If you want to infuse AI into your campus, you must make it a priority — at all levels across the institution, not just in one office or one committee. And the priority must be realistic.
AI technology is changing rapidly, but an enterprise strategy does not arrive in a single year. Think in terms of a five‑year strategy. If you try to force an enterprise transformation into a single budget cycle, you’ll get what higher education is famous for: a pilot that becomes permanent, a tool that becomes policy and a committee that becomes a substitute for a decision.
The goal is not speed. The goal is direction, alignment and sustained momentum.
Here’s my recommended list for how to bring about an enterprise AI deployment in manageable steps:
Treat AI as a capability, not a procurement
Understand that this will take time, and trying to force it will create backlash. AI is not something you install. It is a set of capabilities you cultivate and govern, and it includes data readiness, process readiness, policy readiness, talent readiness and cultural readiness.
Yes, you will buy tools. But tools are downstream of intent. Tools come and go. Capabilities compound. If your AI strategy sounds like a shopping list, however, you are repeating the software age.
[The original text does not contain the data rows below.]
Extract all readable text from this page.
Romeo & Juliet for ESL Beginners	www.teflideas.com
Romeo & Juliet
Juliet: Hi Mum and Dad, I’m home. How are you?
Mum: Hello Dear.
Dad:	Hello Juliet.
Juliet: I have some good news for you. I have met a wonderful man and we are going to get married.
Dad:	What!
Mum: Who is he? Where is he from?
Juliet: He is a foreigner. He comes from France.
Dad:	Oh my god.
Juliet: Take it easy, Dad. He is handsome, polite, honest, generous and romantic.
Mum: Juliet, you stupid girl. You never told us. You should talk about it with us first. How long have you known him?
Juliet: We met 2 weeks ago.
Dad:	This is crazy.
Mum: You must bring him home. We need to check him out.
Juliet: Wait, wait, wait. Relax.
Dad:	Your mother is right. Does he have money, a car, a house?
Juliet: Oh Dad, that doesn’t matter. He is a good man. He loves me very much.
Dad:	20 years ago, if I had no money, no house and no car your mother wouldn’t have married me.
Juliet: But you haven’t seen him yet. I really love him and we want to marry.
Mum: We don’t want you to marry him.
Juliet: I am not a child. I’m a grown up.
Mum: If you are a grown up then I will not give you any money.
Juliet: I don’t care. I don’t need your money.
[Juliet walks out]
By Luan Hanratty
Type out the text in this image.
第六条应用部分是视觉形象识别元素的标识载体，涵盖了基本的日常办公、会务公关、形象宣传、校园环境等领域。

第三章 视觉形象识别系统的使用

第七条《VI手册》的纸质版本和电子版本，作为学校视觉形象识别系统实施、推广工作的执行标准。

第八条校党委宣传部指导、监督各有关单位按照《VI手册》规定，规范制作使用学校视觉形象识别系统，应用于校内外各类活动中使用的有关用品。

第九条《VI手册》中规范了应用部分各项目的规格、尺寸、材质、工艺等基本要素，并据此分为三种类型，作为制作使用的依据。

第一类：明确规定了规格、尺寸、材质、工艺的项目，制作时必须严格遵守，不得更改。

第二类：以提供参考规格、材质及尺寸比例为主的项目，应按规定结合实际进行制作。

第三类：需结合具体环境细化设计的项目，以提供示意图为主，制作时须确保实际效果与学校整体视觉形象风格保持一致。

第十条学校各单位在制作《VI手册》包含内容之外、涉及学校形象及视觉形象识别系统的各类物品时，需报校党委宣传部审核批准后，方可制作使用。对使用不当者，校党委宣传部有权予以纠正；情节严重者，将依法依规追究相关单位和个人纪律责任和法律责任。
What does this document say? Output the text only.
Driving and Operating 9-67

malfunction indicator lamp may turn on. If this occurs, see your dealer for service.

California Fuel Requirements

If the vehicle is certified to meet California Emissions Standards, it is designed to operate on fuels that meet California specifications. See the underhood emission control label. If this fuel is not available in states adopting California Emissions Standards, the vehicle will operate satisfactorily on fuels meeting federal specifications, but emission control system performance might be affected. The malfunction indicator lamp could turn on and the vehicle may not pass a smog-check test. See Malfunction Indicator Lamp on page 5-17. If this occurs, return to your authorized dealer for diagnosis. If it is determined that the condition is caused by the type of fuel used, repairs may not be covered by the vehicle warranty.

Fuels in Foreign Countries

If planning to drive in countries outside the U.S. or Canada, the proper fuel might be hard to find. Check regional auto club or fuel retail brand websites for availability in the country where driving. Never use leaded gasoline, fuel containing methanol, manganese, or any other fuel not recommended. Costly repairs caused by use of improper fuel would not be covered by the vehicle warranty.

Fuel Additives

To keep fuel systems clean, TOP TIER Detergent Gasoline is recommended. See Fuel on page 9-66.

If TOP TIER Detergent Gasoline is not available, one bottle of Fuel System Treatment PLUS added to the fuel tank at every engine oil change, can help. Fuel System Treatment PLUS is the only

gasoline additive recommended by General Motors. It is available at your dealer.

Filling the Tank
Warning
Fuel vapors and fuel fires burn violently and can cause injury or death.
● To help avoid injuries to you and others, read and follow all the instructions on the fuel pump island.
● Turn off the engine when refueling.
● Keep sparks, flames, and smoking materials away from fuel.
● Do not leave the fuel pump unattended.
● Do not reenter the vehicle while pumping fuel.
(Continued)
Plan the institution, not the technology
What do you want and need your institution to be in five years? What student experiences matter most? What administrative functions must become faster, clearer and more humane? What outcomes define success for your campus — retention, completion, learning quality, affordability, staff sustainability, research capacity and compliance confidence?
Only after you can answer those questions should you choose where AI fits.
To make the plan effective, it must include culture and governance, but that does not mean a new bureaucracy whose job is to decide yes or no. It means the decision‑making system that helps the institution make the right choices, say no to misalignment and avoid tool sprawl.
In the AI age, governance is not a brake. It’s your steering wheel.
Build enterprise AI as a transition, not a rip‑and‑replace fantasy
Realize that you are transitioning from a software‑age ecosystem that is fragmented, tool‑centric and silo‑heavy to an AI‑age operating model that is capability‑centric, governed and coherent.
That means sequencing matters. You will not fix everything at once, and you should not try. Choose a small set of high‑value use cases that matter to the institution, that can be governed and that force you to build enterprise muscles you’ll need later — identity, data access patterns, security, model evaluation, change management and process redesign.
A well‑chosen use case pays twice: it delivers value now and builds infrastructure for the next 10 projects.
Don’t do it alone
Peers and colleagues can help you understand what you need. Consortia can reduce duplicated effort. Seek out discussions among institutions on how best to approach AI. Shared playbooks can help you avoid the software age traps. And internal partnerships — IR, IT, academic affairs, student success, finance, legal, accessibility and faculty — are not optional. In the AI age, the work is cross‑functional by design. If one office owns AI, you have already lost.
The solution is to treat AI as an enterprise priority and an operating model shift — backed by governance and a five‑year plan — rather than as another round of tool buying.
That’s how you avoid repeating the mistakes of the software age. It’s how you stop manufacturing busy, and it is how you build a campus that can absorb the future without breaking in the process.